Initially, we transformed the previously generated Document Term Matrix into a data frame. Additionally, we introduced a new column to categorize each document/row as either spam or not spam. The spam column was converted into a factor. For the division of data into training and testing sets, we opted to randomly select 80% for training and 20% for testing.

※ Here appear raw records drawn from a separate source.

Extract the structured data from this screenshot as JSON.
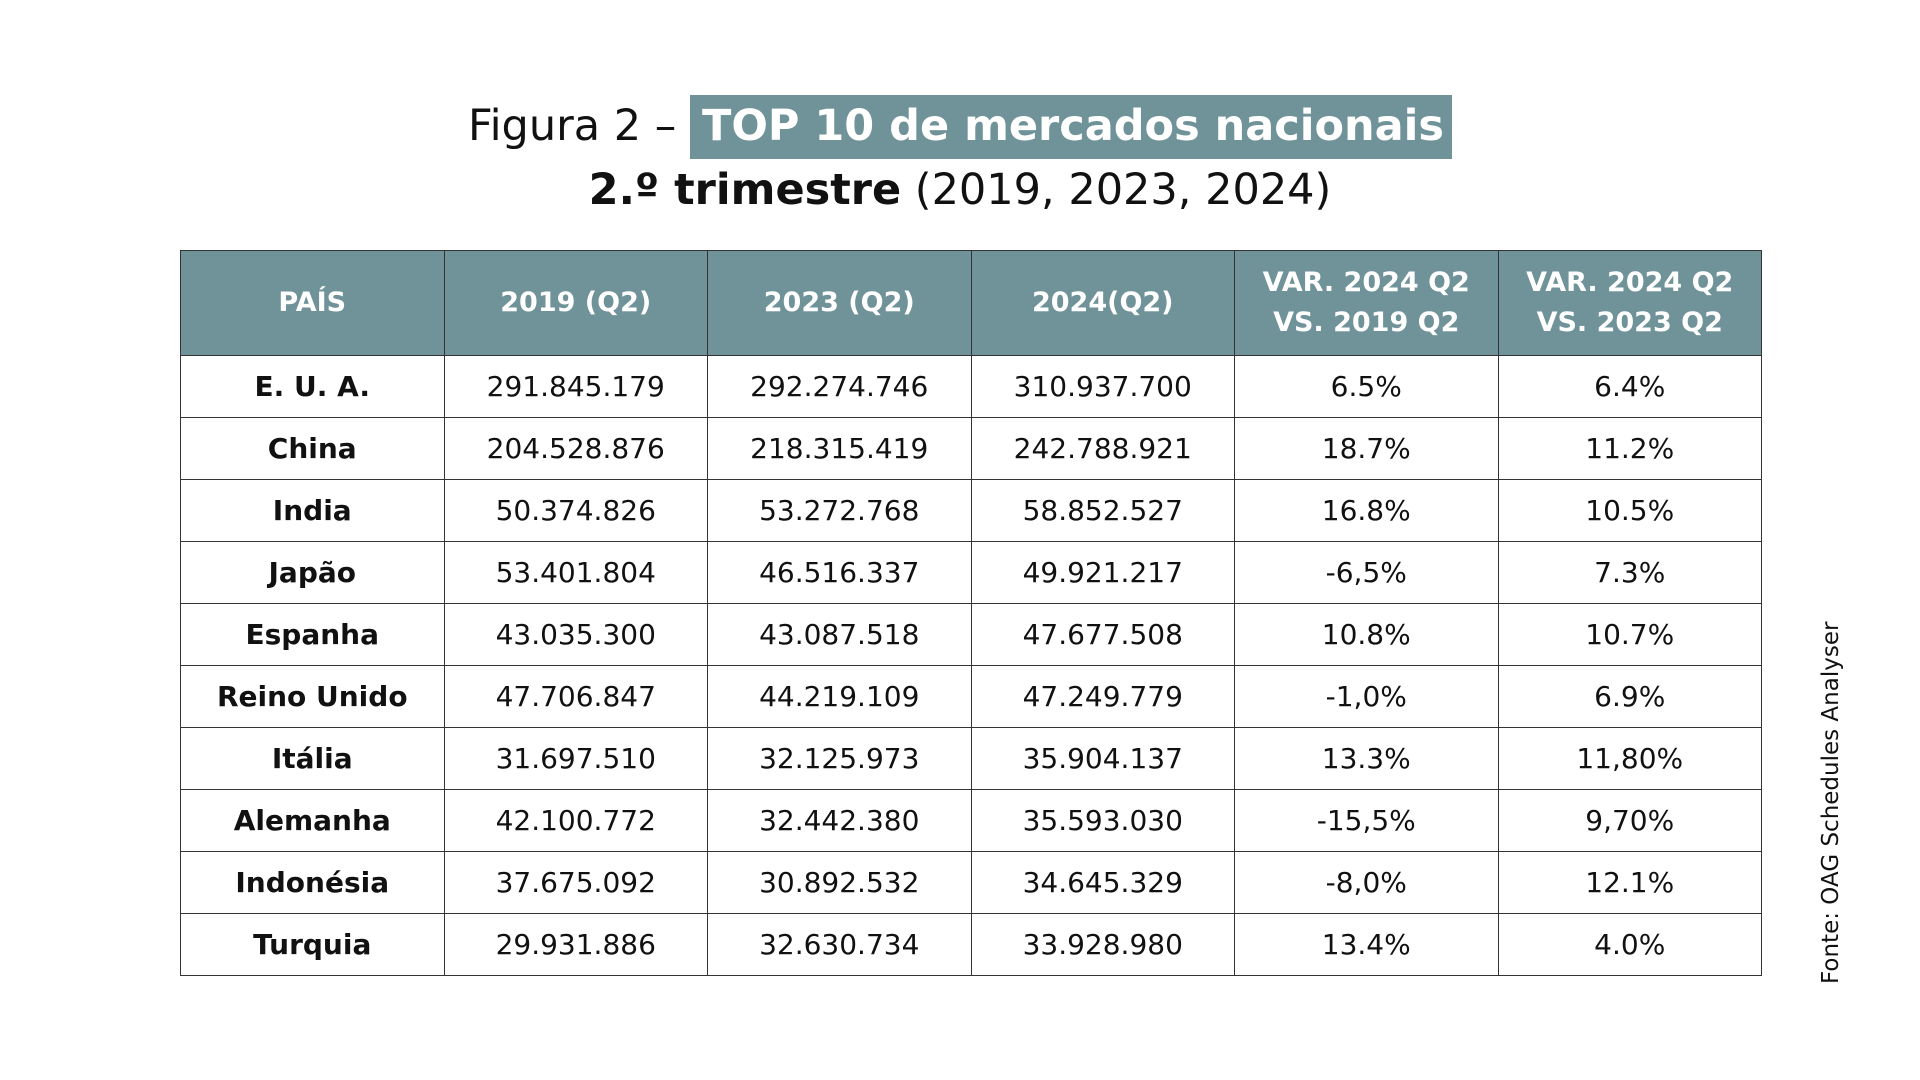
{
  "title": {
    "prefix": "Figura 2 – ",
    "highlight": "TOP 10 de mercados nacionais",
    "line2_bold": "2.º trimestre",
    "line2_rest": " (2019, 2023, 2024)"
  },
  "colors": {
    "header_bg": "#6f9399",
    "header_text": "#ffffff"
  },
  "table": {
    "headers": [
      "PAÍS",
      "2019 (Q2)",
      "2023 (Q2)",
      "2024(Q2)",
      "VAR. 2024 Q2 VS. 2019 Q2",
      "VAR. 2024 Q2 VS. 2023 Q2"
    ],
    "rows": [
      [
        "E. U. A.",
        "291.845.179",
        "292.274.746",
        "310.937.700",
        "6.5%",
        "6.4%"
      ],
      [
        "China",
        "204.528.876",
        "218.315.419",
        "242.788.921",
        "18.7%",
        "11.2%"
      ],
      [
        "India",
        "50.374.826",
        "53.272.768",
        "58.852.527",
        "16.8%",
        "10.5%"
      ],
      [
        "Japão",
        "53.401.804",
        "46.516.337",
        "49.921.217",
        "-6,5%",
        "7.3%"
      ],
      [
        "Espanha",
        "43.035.300",
        "43.087.518",
        "47.677.508",
        "10.8%",
        "10.7%"
      ],
      [
        "Reino Unido",
        "47.706.847",
        "44.219.109",
        "47.249.779",
        "-1,0%",
        "6.9%"
      ],
      [
        "Itália",
        "31.697.510",
        "32.125.973",
        "35.904.137",
        "13.3%",
        "11,80%"
      ],
      [
        "Alemanha",
        "42.100.772",
        "32.442.380",
        "35.593.030",
        "-15,5%",
        "9,70%"
      ],
      [
        "Indonésia",
        "37.675.092",
        "30.892.532",
        "34.645.329",
        "-8,0%",
        "12.1%"
      ],
      [
        "Turquia",
        "29.931.886",
        "32.630.734",
        "33.928.980",
        "13.4%",
        "4.0%"
      ]
    ]
  },
  "source": "Fonte: OAG Schedules Analyser"
}
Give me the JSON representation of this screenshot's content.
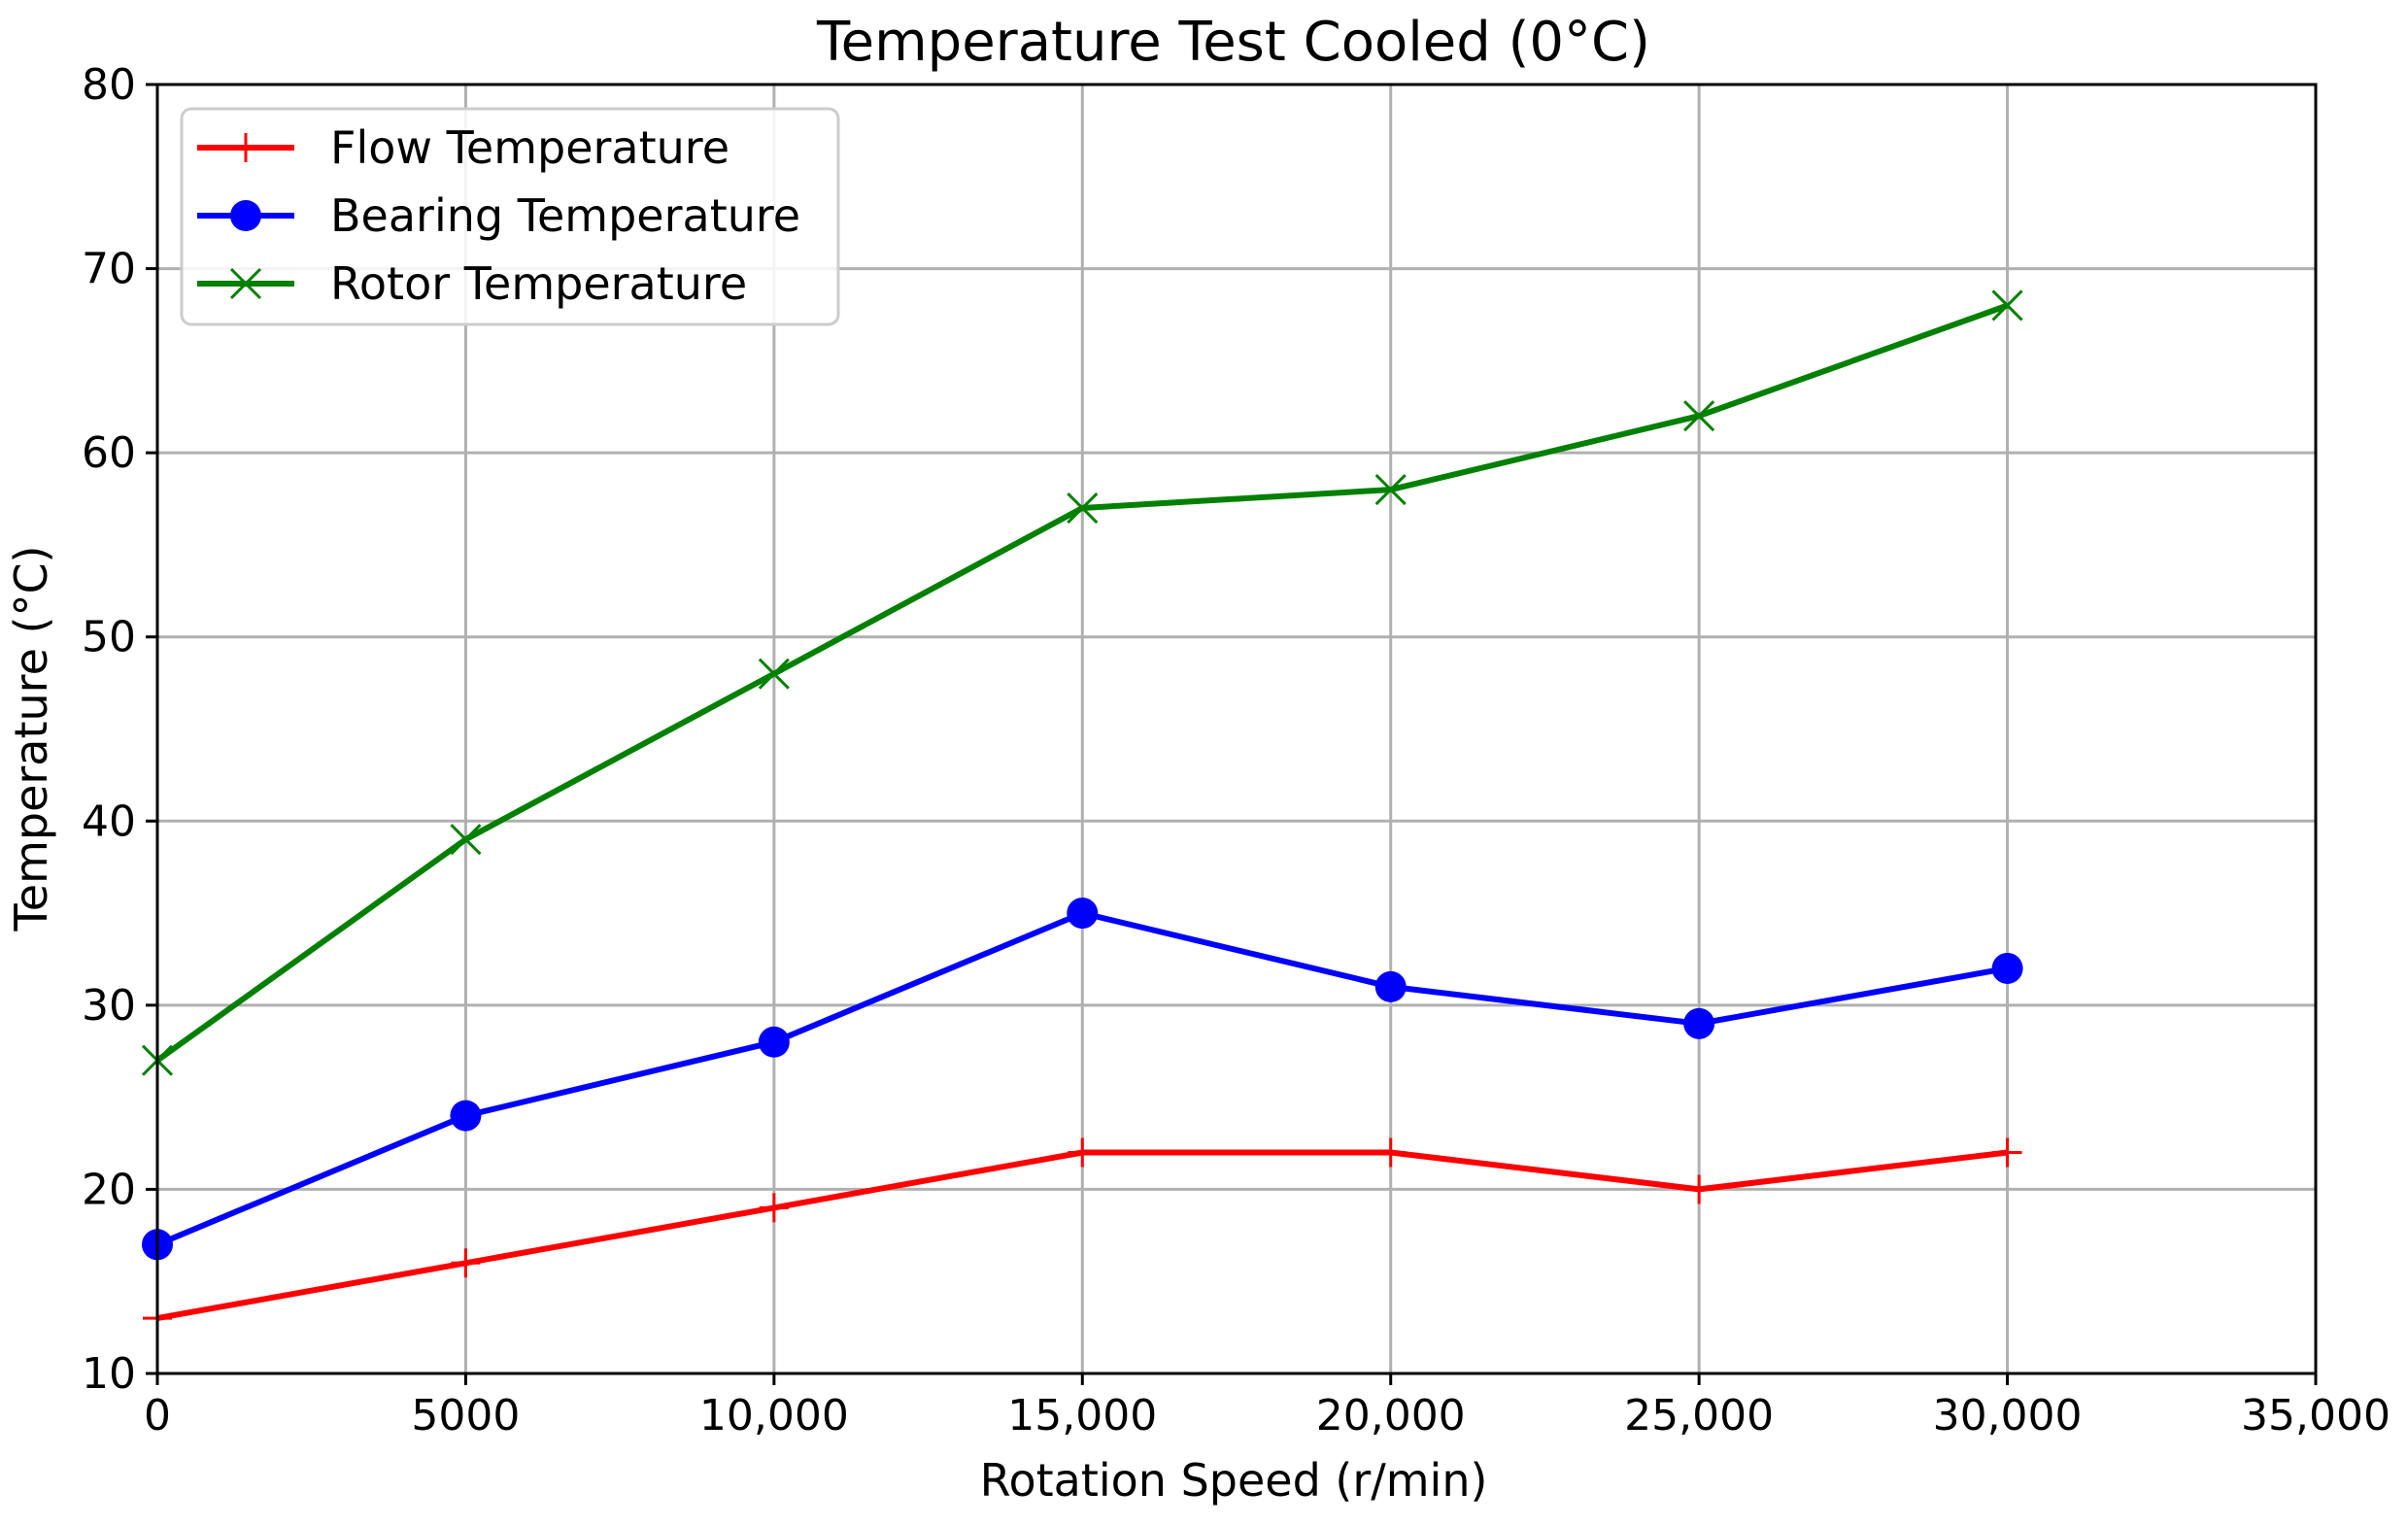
{
  "chart_data": {
    "type": "line",
    "title": "Temperature Test Cooled (0°C)",
    "xlabel": "Rotation Speed (r/min)",
    "ylabel": "Temperature (°C)",
    "xlim": [
      0,
      35000
    ],
    "ylim": [
      10,
      80
    ],
    "grid": true,
    "legend_position": "top-left",
    "x_ticks": [
      {
        "value": 0,
        "label": "0"
      },
      {
        "value": 5000,
        "label": "5000"
      },
      {
        "value": 10000,
        "label": "10,000"
      },
      {
        "value": 15000,
        "label": "15,000"
      },
      {
        "value": 20000,
        "label": "20,000"
      },
      {
        "value": 25000,
        "label": "25,000"
      },
      {
        "value": 30000,
        "label": "30,000"
      },
      {
        "value": 35000,
        "label": "35,000"
      }
    ],
    "y_ticks": [
      {
        "value": 10,
        "label": "10"
      },
      {
        "value": 20,
        "label": "20"
      },
      {
        "value": 30,
        "label": "30"
      },
      {
        "value": 40,
        "label": "40"
      },
      {
        "value": 50,
        "label": "50"
      },
      {
        "value": 60,
        "label": "60"
      },
      {
        "value": 70,
        "label": "70"
      },
      {
        "value": 80,
        "label": "80"
      }
    ],
    "x": [
      0,
      5000,
      10000,
      15000,
      20000,
      25000,
      30000
    ],
    "series": [
      {
        "name": "Flow Temperature",
        "key": "flow",
        "color": "#ff0000",
        "marker": "plus",
        "values": [
          13,
          16,
          19,
          22,
          22,
          20,
          22
        ]
      },
      {
        "name": "Bearing Temperature",
        "key": "bearing",
        "color": "#0000ff",
        "marker": "circle",
        "values": [
          17,
          24,
          28,
          35,
          31,
          29,
          32
        ]
      },
      {
        "name": "Rotor Temperature",
        "key": "rotor",
        "color": "#008000",
        "marker": "x",
        "values": [
          27,
          39,
          48,
          57,
          58,
          62,
          68
        ]
      }
    ]
  }
}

We also calculated the proportions of ham to spam counts and observed that both the testing and training data exhibited approximately 65% ham and 35% spam.

## train_labels
##       ham      spam 
## 0.6478512 0.3521488
## test_labels
##       ham      spam 
## 0.6166667 0.3833333

Model Training

## Confusion Matrix and Statistics
## 
##           Actual
## Prediction ham spam
##       ham  472  132
##       spam   9  167
##                                           
##                Accuracy : 0.8192          
##                  95% CI : (0.7904, 0.8456)
##     No Information Rate : 0.6167          
##     P-Value [Acc > NIR] : < 2.2e-16       
##                                           
##                   Kappa : 0.5854          
##                                           
##  Mcnemar's Test P-Value : < 2.2e-16       
##                                           
##             Sensitivity : 0.5585          
##             Specificity : 0.9813          
##          Pos Pred Value : 0.9489          
##          Neg Pred Value : 0.7815          
##              Prevalence : 0.3833          
##          Detection Rate : 0.2141          
##    Detection Prevalence : 0.2256          
##       Balanced Accuracy : 0.7699          
##                                           
##        'Positive' Class : spam            
## 

Conclusion

As tested using the Naive Bayes model from the e1071 model, we were able to accurately predict roughly 82% of the emails into the proper categories. There is also a 56% sensitivity rate which means that 56% of the spam emails were classified correctly and a 98% specificity rate means that 77% of the ham emails were classified correctly.